4- (2 ' rAiaino- 4-biphenylyl)-4--hydroxy-buttergäurG4- (2'raiaino-4-biphenylyl) -4-hydroxy-buttergäurG
6 g (0,02 Mol) 4-(2'-Nitro-4-biphenylyl)-4-hydroxy-buttersäure (F. 114 - 115° C) werden in 60 ml Methanol unter Zusatz von 0,6 g Platinoxid als Katalysator bei Raumtemperatur und Normaldruck hydriert. Nach Aufnahme der berechneten Menge Wasserstoff saugt man den Katalysator ab und destilliert das Lösungsmittel ab. Der Rückstand wird nach einiger Zeit fest. Man kristallisiert ihn aus Methanol um und erhält so die 4-(2'-Amino-4-biphenyIyI)-4-hydroxy-buttersäure vom F. 102 - 103° C. Das in Essigester gefällte und aus Essigester/Isopropanol umkristallisierte Cyclohexylaminsalz schmilzt bei 157 - 158° C unter Zersetzung.6 g (0.02 mole) 4- (2'-nitro-4-biphenylyl) -4-hydroxy-butyric acid (M.p. 114-115 ° C) are in 60 ml of methanol with the addition of 0.6 g of platinum oxide was hydrogenated as a catalyst at room temperature and normal pressure. After taking the calculated amount of hydrogen The catalyst is suctioned off and the solvent is distilled off. The residue will solidify after a while. One crystallizes convert it from methanol and thus obtain 4- (2'-amino-4-biphenyIyI) -4-hydroxy-butyric acid with a mp of 102-103 ° C. The precipitated in ethyl acetate and recrystallized from ethyl acetate / isopropanol The cyclohexylamine salt melts at 157 - 158 ° C with decomposition.
BAD ORlGfNALBAD ORlGfNAL
209841/1212209841/1212
4—(2'-Fluor-41-nitro-4-biphenylyl)-4-hydroxy-buttersäure und γ-(2 '- 4— (2'-fluoro-4 1 -nitro-4-biphenylyl) -4-hydroxy-butyric acid and γ- (2 '-
Man arbeitet wie in Beispiel 17 beschrieben, wobei jedoch 4-(2'~ Fluor-4f-nitro-4-biphenylyl)-4-oxo-buttersäure als Ausgangsmaterial dient. Man. erhält neben der 4-(2'-Fluor-41-nitro~4-biphenylyl)-4-hydroxy-buttersäure, die man durch Fällung in Essigestesr mittels Cyclohexylamin als öyclohexylaminsalz (F. 152 - 153° G) unter Zersetzung isoliert, das γ-(2'-Fluor-4'-nitro-4-biphenylyl)-y-butyrolacton (F. 94 C), das man durch Eindampfen des Essigesterfiltrats und Umkristallisation des entstandenen Rückstandes aus Cyclohexan/Essigester rein erhält.The procedure is as described in Example 17, except that 4- (2 '~ fluoro-4 f -nitro-4-biphenylyl) -4-oxo-butyric acid is used as the starting material. Man. obtained in addition to the 4- (2'-fluoro-4 1 -nitro ~ 4-biphenylyl) -4-hydroxy-butyric acid, which is isolated by precipitation in ethyl acetate using cyclohexylamine as the cyclohexylamine salt (mp 152-153 ° G) with decomposition, the γ- (2'-fluoro-4'-nitro-4-biphenylyl) -y-butyrolactone (melting point 94 ° C.), which is obtained in pure form by evaporating the ethyl acetate filtrate and recrystallizing the resulting residue from cyclohexane / ethyl acetate.

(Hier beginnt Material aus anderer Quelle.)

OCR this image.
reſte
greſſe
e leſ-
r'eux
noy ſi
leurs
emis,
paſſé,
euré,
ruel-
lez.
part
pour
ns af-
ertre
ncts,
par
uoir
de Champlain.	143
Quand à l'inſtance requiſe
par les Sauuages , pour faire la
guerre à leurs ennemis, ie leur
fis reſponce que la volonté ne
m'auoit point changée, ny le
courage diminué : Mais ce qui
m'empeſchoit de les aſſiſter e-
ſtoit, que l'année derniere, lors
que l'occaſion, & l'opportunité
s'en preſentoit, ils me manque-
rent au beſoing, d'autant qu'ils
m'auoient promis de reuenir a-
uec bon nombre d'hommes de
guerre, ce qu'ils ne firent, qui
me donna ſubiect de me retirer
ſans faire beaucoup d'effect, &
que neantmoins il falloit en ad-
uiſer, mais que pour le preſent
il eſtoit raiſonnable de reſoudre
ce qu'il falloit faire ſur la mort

4-(4f-Amino-4-biphenyIyI)-4-hydroxy-buttersäure4- (4 f -amino-4-biphenyIyI) -4-hydroxy-butyric acid
6 g (0,02 Mol) 4-(4'-Mtro-4-biphenyIyI)-4-hydroxy-buttersäure werden in 200 ml Methanol gelöst und mit 3 g Raney-Hickel als Katalysator bei Raumtemperatur und 5 at Druck hydriert. Nach Aufnähme der berechneten Menge Wasserctoff wird der Katalysator abgesaugt und das Lösungsmittel abdestillliert. Die zurückbleibende 4-(4'-Amino-4-biphenylyl)-4-hydroxy-buttersäure schmilzt nach der Umkristallisation aus Methanol bei 145° C unter Zersetzung.6 g (0.02 mol) 4- (4'-Mtro-4-biphenyIyI) -4-hydroxy-butyric acid are dissolved in 200 ml of methanol and with 3 g of Raney-Hickel as Catalyst hydrogenated at room temperature and 5 at pressure. After recording the calculated amount of water, the catalyst is sucked off and the solvent is distilled off. The remaining 4- (4'-amino-4-biphenylyl) -4-hydroxy-butyric acid melts again recrystallization from methanol at 145 ° C. with decomposition.
Das in Essigester/abs. Äthanol gefällte Cyclohexylaminsalz schmilzt bei 178° C unter Zersetzung. Ausbeute 5,5 g.That in ethyl acetate / abs. Ethanol precipitated cyclohexylamine salt melts at 178 ° C with decomposition. Yield 5.5g.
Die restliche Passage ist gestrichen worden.